Butternut Squash Ravioli
Fresh roasted butternut squash makes the perfect filling for homemade ravioli. Serve them with browned butter and fresh parmesan for a tasty meal the whole family will love.
Serves: 4Prep: 10 minutesCook: 1 hour 15 minutesTotal: 1 hour 25 minutesDifficulty: Easy
- 1 small butternut squash, halved and seeded
- 1⁄2 cup plus 1 Tbsp. butter
- 1⁄2 teaspoon salt
- 1⁄4 teaspoon ground pepper
- 2 cloves garlic
- 36 wonton wrappers
- 1 egg, beaten with 1 tsp. water
- Parmesan, to serve
- Preheat oven to 375°F. Prepare baking sheet with aluminum foil.
- On prepared baking sheet, place butternut squash cut side up. Brush with 1 tablespoon melted butter; season with salt and pepper. Bake 50 to 60 minutes, until easily pierced with fork. Allow to cool slightly, until easy to handle.
- Scoop out flesh of squash and place in bowl.

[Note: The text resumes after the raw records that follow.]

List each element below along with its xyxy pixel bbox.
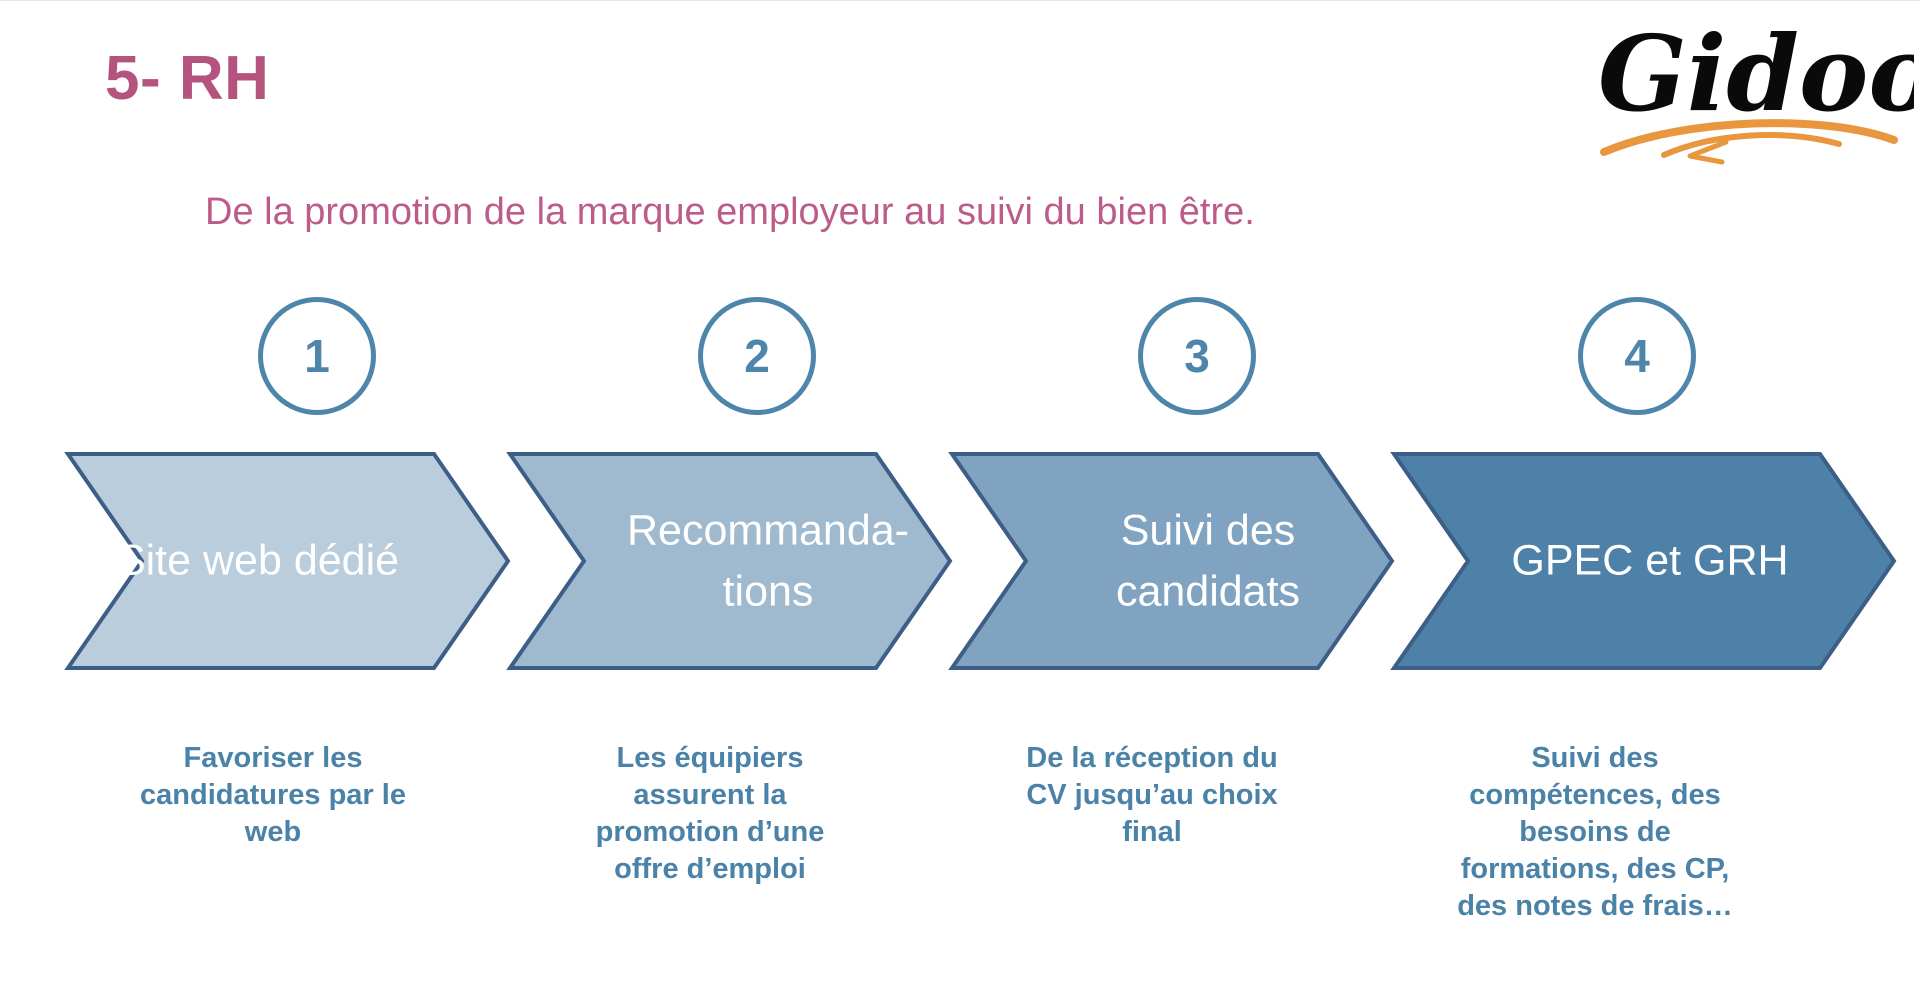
step-caption-4-line3: besoins de <box>1430 814 1760 851</box>
step-caption-3-line2: CV jusqu’au choix <box>1002 777 1302 814</box>
step-caption-3-line3: final <box>1002 814 1302 851</box>
chevron-step-1-label: Site web dédié <box>117 536 399 584</box>
chevron-step-3-label-line1: Suivi des <box>1121 506 1295 554</box>
step-caption-1: Favoriser les candidatures par le web <box>128 740 418 851</box>
step-caption-2-line4: offre d’emploi <box>565 851 855 888</box>
gidoo-logo-icon: Gidoo <box>1594 2 1914 180</box>
step-caption-4-line1: Suivi des <box>1430 740 1760 777</box>
step-caption-2-line1: Les équipiers <box>565 740 855 777</box>
top-hairline <box>0 0 1920 1</box>
step-caption-1-line2: candidatures par le <box>128 777 418 814</box>
step-circle-4[interactable]: 4 <box>1578 297 1696 415</box>
step-caption-4-line5: des notes de frais… <box>1430 888 1760 925</box>
step-caption-1-line1: Favoriser les <box>128 740 418 777</box>
step-circle-2-number: 2 <box>744 329 770 383</box>
page-title: 5- RH <box>105 46 269 111</box>
chevron-step-3[interactable] <box>952 454 1392 668</box>
step-caption-4-line2: compétences, des <box>1430 777 1760 814</box>
step-caption-2-line3: promotion d’une <box>565 814 855 851</box>
chevron-step-2-label-line1: Recommanda- <box>627 506 909 554</box>
step-circle-2[interactable]: 2 <box>698 297 816 415</box>
step-circle-4-number: 4 <box>1624 329 1650 383</box>
logo-swoosh-inner-icon <box>1664 135 1839 155</box>
step-caption-2-line2: assurent la <box>565 777 855 814</box>
page-subtitle: De la promotion de la marque employeur a… <box>205 190 1255 236</box>
step-circle-3[interactable]: 3 <box>1138 297 1256 415</box>
step-caption-1-line3: web <box>128 814 418 851</box>
step-caption-2: Les équipiers assurent la promotion d’un… <box>565 740 855 888</box>
step-caption-4: Suivi des compétences, des besoins de fo… <box>1430 740 1760 926</box>
chevron-step-2[interactable] <box>510 454 950 668</box>
chevron-step-4-label: GPEC et GRH <box>1511 536 1788 584</box>
chevron-step-3-label-line2: candidats <box>1116 567 1300 615</box>
step-circle-1[interactable]: 1 <box>258 297 376 415</box>
step-circle-1-number: 1 <box>304 329 330 383</box>
step-caption-3-line1: De la réception du <box>1002 740 1302 777</box>
step-caption-3: De la réception du CV jusqu’au choix fin… <box>1002 740 1302 851</box>
step-circle-3-number: 3 <box>1184 329 1210 383</box>
process-chevron-band: Site web dédié Recommanda- tions Suivi d… <box>0 450 1920 672</box>
gidoo-logo: Gidoo <box>1594 2 1914 180</box>
step-caption-4-line4: formations, des CP, <box>1430 851 1760 888</box>
chevron-step-2-label-line2: tions <box>723 567 814 615</box>
logo-wordmark: Gidoo <box>1598 12 1914 135</box>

Add garlic. Using an immersion blender, blend until smooth.
- In small skillet over medium heat, add remaining ½ cup butter. Cook until golden brown. Set aside to cool.
- Bring large pot of water to boil.
- Lay out 18 wonton wrappers. In center of each, place ½ teaspoon butternut squash mixture. Use brush to smear egg mixture all over surface of wrappers. Place clean wrapper on top, matching up the edges. Trim edges with cutter, if desired.
- Place 3 to 5 ravioli into boiling water; cook 1½ to 2 minutes. Remove with slotted spoon; place on plate. Repeat with remaining ravioli.
- Serve ravioli with browned butter and Parmesan. Refrigerate leftovers.